Invest in Scale-Up Talent

2017 was the best year on record for investment into ambitious, high growth firms. The investment for scale-ups increased significantly and the appetite from large foreign investors showed no sign of slowing – according to Beauhurst’s “The Deal”.

Clearly, the financial support is there for companies to grow. However, this creates a strong demand for leaders with the expertise to scale a business effectively, creating an increasingly competitive landscape for small companies to look for talent.

It is, therefore, becoming increasingly important to prioritise how you attract, secure and retain key hires in this environment. Particularly as compromising on the people you bring in at this critical stage can have a far-reaching impact. We believe if companies are to be successful in their scale-up ambitions they should look to recruit for the business they want to be – not the business they are today.

This requires careful thought about your strategy and how it aligns with the team – identifying the gaps and potential changes you may need to make. This may sound obvious but, with demands for time elsewhere (such as fundraising) and a lack of HR support, it is often overlooked. Companies focus too much on the appointment itself being the answer, rather than the difference the right person could make.

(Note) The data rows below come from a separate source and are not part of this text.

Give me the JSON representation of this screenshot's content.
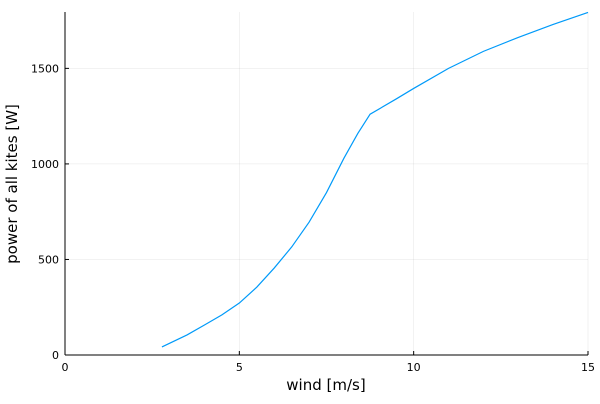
{
  "chart_data": {
    "type": "line",
    "xlabel": "wind [m/s]",
    "ylabel": "power of all kites [W]",
    "x": [
      2.78,
      3.5,
      4,
      4.5,
      5,
      5.5,
      6,
      6.5,
      7,
      7.5,
      8,
      8.4,
      8.75,
      9.5,
      10,
      11,
      12,
      13,
      14,
      15
    ],
    "series": [
      {
        "name": "power",
        "color": "#009af9",
        "values": [
          42,
          105,
          157,
          210,
          272,
          355,
          455,
          565,
          695,
          850,
          1030,
          1160,
          1260,
          1340,
          1395,
          1500,
          1589,
          1662,
          1730,
          1793
        ]
      }
    ],
    "xlim": [
      0,
      15
    ],
    "xticks": [
      0,
      5,
      10,
      15
    ],
    "ylim": [
      0,
      1795
    ],
    "yticks": [
      0,
      500,
      1000,
      1500
    ],
    "grid": true
  }
}
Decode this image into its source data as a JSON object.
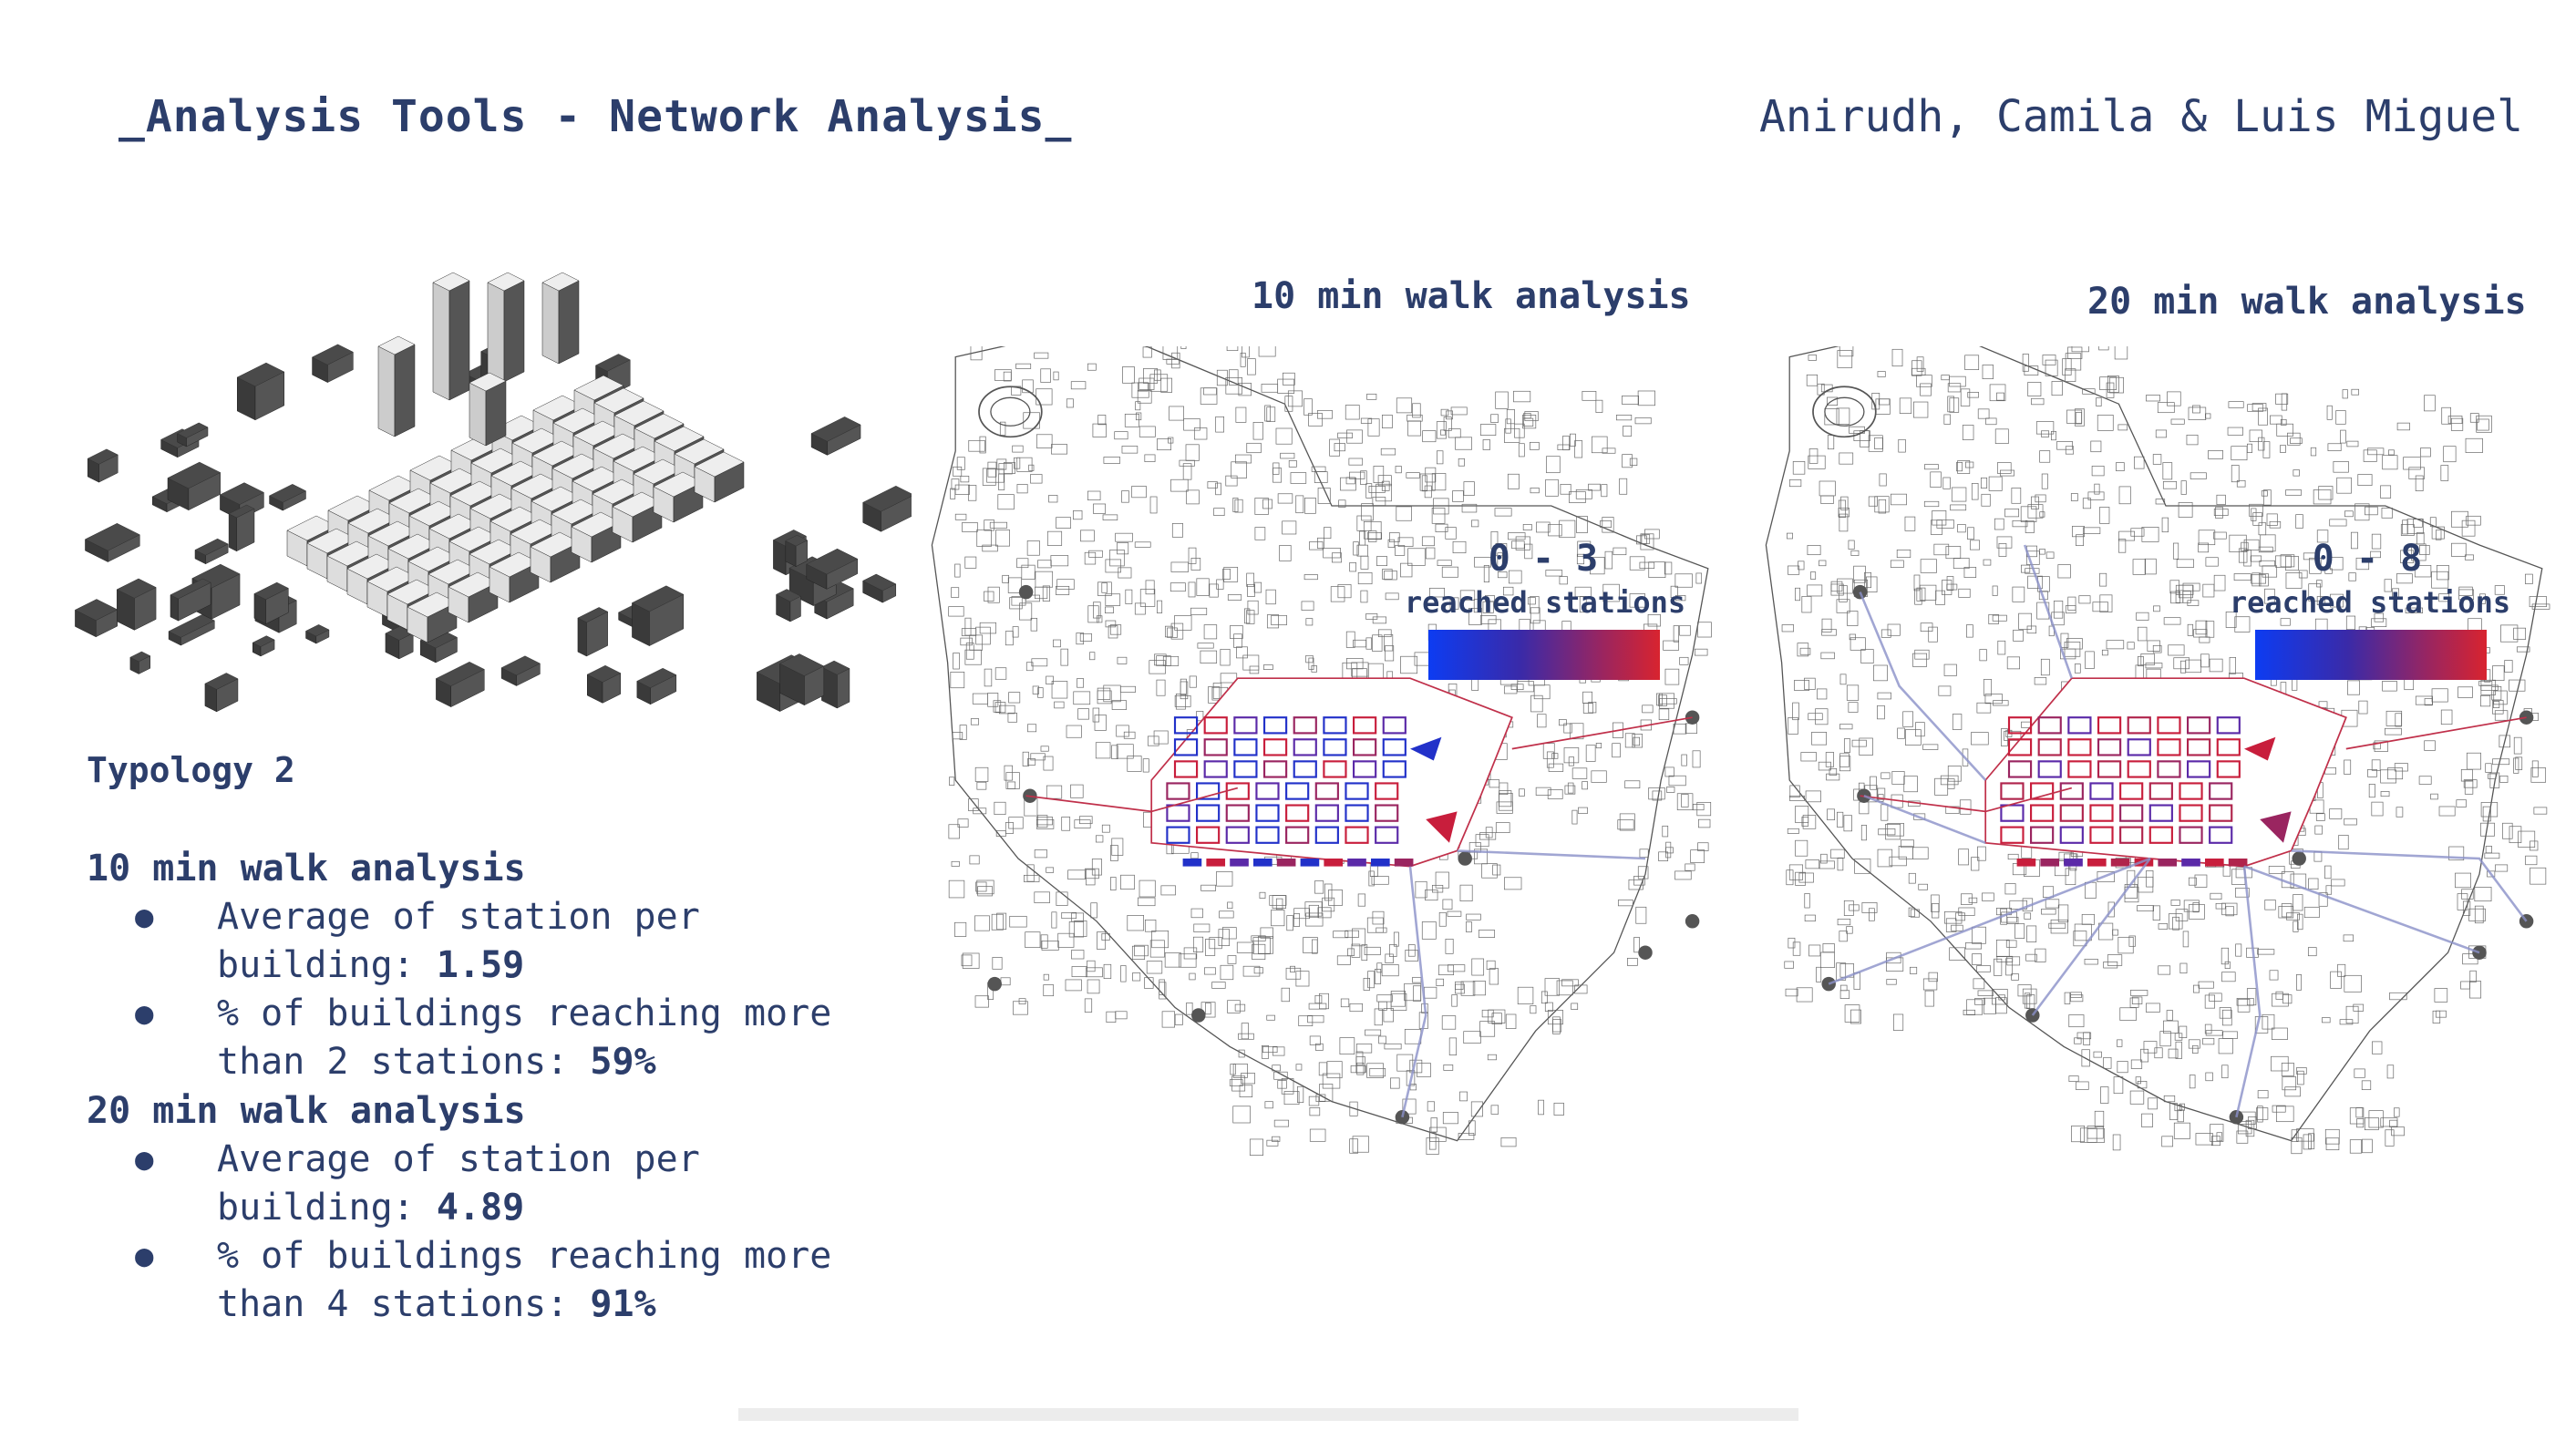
{
  "header": {
    "title": "_Analysis Tools - Network Analysis_",
    "authors": "Anirudh, Camila & Luis Miguel"
  },
  "left": {
    "typology": "Typology 2",
    "sections": [
      {
        "heading": "10 min walk analysis",
        "items": [
          {
            "bullet": "●",
            "line1": "Average of station per",
            "prefix": "building: ",
            "value": "1.59"
          },
          {
            "bullet": "●",
            "line1": "% of buildings reaching more",
            "prefix": "than 2 stations: ",
            "value": "59%"
          }
        ]
      },
      {
        "heading": "20 min walk analysis",
        "items": [
          {
            "bullet": "●",
            "line1": "Average of station per",
            "prefix": "building: ",
            "value": "4.89"
          },
          {
            "bullet": "●",
            "line1": "% of buildings reaching more",
            "prefix": "than 4 stations: ",
            "value": "91%"
          }
        ]
      }
    ]
  },
  "maps": [
    {
      "title": "10 min walk analysis",
      "legend_range": "0 - 3",
      "legend_caption": "reached stations"
    },
    {
      "title": "20 min walk analysis",
      "legend_range": "0 - 8",
      "legend_caption": "reached stations"
    }
  ],
  "colors": {
    "text": "#2c3e6b",
    "gradient_low": "#0d3cf2",
    "gradient_high": "#d8242f",
    "building_fill": "#3a3a3a"
  }
}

A robust talent strategy that supports growth objectives is intrinsic to ensuring you get the best people in at the right time. So, what are the key points to consider when strengthening the team?

Mind the Gap – Scoping Out The Role

If the gap you are trying to fill is too big, it is unlikely you will find someone with the required breadth of skill/experience – or they will be used to leading a large team and functional heads underneath them. In which case, if you don’t already have that structure in place, you will need to assess whether this is something you can support in time or whether the role is better divided up. Conversely, If the gap is too small and you are looking for a heavy hitter, then the remit might be too narrow to attract them.

Proposition – Be Bold!

Consider your proposition, not just from a financial perspective, but the scope of remit, business critical nature of the role, the dynamics of the board/senior team, and perceived risk. Do you have global ambitions – or are you looking for an early exit? This will appeal to different types of individuals. How your technology will change the world/disrupt markets will also play a role in rousing interest. Tailoring your conversation to the individual, based on their motivations and aspirations will make the proposition even more powerful.

The Courtship

Having a clear and structured interview process is important but preparing to go the extra mile for the right candidate can make all the difference. We were recruiting an executive level role for a company and the preferred candidate was considering another opportunity alongside it. We realised how important his family would be in deciding whether he took the job or not so the CEO and his wife travelled down to take the candidate and his wife out to dinner. This was a huge factor in the candidate eventually accepting.

Good candidates will want to undertake their own due diligence. How transparent and open you can be (within the realms of what can be disclosed) can have a strong bearing on how a candidate feels about the opportunity. It also gives them an insight into the company culture and how the executives operate and share information.


Many companies assume that their compensation structure is fit for purpose, but this may not have changed for a long time or an accurate reflection of where the business is today (let alone where it plans to be).

For obvious reasons this can be inhibitive to bringing in new hires but also for retaining and motivating the talent you have got. Regular benchmarking exercises, in line with funding rounds, are important and it is helpful to do this before looking to bring on any key talent, rather than running the risk of losing a preferred candidate by stalling negotiations whilst you undergo a remuneration review process.